The study, “Choice of factor VIII/IX regimen in adolescents and young adults with severe or moderately severe haemophilia. A French national observational study (ORTHem 15-25),” also dispersed concerns that young patients adhere poorly to long-term prophylaxis, showing that 97 percent of patients have excellent or good treatment compliance. The work was published in the journal Thrombosis Research.
Since hemophilia prophylactic treatment is a demanding practice, researchers are concerned that young patients may not adhere well. But no information exists about real-life treatment in young hemophiliacs, so researchers at the Haemophilia Treatment Centre at Louis Pradel Hospital in France decided to study the topic — exploring treatment patterns in patients ages 15 to 25.
Researchers targeted patients who kept a treatment and bleeding diary, and also accessed data from their medical records. Among the 212 patients included, 169 were receiving long-term prophylaxis, while 40 were treated with factor replacement on demand. An additional three patients were on other treatment regimens.
Of the 209 patients relying on either prophylaxis or on-demand treatment, 82.8 percent had complete diaries and 13.4 percent had partial diaries. Information was missing for the remaining 3.8 percent.
While patients receiving prophylactic treatment were of all ages, most in the on-demand group were older, 21 to 25 years of age.

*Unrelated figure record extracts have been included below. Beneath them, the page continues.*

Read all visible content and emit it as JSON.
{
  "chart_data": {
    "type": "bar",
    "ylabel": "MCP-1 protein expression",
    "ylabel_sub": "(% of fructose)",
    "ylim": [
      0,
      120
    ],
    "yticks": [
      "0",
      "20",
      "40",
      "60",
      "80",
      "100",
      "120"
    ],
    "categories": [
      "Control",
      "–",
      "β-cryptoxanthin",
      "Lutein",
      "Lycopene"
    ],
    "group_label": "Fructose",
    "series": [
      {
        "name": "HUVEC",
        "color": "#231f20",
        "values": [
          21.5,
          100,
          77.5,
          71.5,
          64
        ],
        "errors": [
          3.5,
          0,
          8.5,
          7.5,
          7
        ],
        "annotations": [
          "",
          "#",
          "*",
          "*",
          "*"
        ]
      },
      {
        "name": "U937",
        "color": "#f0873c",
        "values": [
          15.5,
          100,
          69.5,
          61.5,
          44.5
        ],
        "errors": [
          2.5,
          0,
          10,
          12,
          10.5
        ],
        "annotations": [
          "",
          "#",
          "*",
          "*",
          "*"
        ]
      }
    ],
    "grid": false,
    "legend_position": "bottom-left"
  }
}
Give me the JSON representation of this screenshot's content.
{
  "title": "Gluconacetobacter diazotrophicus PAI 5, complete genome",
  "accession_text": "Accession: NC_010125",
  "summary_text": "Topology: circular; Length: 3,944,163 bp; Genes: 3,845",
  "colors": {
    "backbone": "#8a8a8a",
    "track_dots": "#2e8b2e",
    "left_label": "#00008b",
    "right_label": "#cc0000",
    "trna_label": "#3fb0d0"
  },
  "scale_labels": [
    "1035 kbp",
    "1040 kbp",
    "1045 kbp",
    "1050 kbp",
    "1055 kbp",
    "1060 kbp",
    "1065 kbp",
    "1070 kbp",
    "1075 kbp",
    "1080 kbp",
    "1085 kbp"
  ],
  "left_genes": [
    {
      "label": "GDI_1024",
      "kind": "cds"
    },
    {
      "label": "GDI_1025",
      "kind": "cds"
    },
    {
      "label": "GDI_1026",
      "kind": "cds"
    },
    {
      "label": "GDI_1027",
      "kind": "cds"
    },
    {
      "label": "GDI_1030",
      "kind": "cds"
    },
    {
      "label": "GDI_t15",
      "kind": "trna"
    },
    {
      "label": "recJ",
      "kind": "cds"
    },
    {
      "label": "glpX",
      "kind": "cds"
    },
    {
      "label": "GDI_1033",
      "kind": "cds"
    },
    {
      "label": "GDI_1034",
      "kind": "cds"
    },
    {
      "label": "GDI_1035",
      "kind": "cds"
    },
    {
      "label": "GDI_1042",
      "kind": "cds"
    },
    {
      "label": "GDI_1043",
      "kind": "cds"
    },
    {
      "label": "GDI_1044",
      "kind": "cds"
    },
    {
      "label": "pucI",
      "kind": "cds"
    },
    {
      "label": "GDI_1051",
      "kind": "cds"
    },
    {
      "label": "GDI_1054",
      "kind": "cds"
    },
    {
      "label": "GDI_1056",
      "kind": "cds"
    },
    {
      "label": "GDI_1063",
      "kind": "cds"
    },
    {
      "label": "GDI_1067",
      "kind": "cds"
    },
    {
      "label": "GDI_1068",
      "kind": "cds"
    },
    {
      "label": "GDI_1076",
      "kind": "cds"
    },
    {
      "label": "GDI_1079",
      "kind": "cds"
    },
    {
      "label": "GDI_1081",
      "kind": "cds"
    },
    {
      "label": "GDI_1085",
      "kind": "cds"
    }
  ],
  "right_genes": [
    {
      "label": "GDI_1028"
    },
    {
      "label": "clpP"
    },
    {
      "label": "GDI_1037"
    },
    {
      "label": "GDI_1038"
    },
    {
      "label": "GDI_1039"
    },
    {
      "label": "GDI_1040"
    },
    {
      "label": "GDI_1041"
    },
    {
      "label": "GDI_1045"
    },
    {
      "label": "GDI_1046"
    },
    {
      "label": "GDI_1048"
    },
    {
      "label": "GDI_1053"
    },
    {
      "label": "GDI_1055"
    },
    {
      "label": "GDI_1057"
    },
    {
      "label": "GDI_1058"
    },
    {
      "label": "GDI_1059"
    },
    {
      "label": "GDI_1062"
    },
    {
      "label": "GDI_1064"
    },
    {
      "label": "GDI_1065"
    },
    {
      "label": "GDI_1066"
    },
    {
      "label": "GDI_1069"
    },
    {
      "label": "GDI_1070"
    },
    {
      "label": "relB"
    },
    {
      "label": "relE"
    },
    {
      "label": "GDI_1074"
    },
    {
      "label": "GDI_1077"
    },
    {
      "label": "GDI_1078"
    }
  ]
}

Those in the continuous treatment group started therapy at an earlier age, and had their first joint bleed earlier, suggesting they had more severe disease.
Treating physicians of patients on continuous treatment rated adherence as excellent in 86.4%, good in 10.7% and poor in only 3.0% of patients.
Most often, patients stated a lack of frequent or serious bleeding episodes, or related ill health, as reasons for taking factor replacement on demand. It was, however, most often the patient’s physician who had proposed a treatment regimen. The majority of continuous treatment patients never, or rarely, changed their regimen. In contrast, 82.5 percent of patients receiving on-demand treatment changed their treatment twice during the three-year study.
Bleeding episodes were about twice as common among those receiving on-demand treatment compared to continuous treatment, with annualized bleeding rates of 6.33 and 3.07, respectively. Joint bleeds were also more common in the on-demand group, with an annualized rate of 1.20 versus 0.79, but the difference was not statistically significant.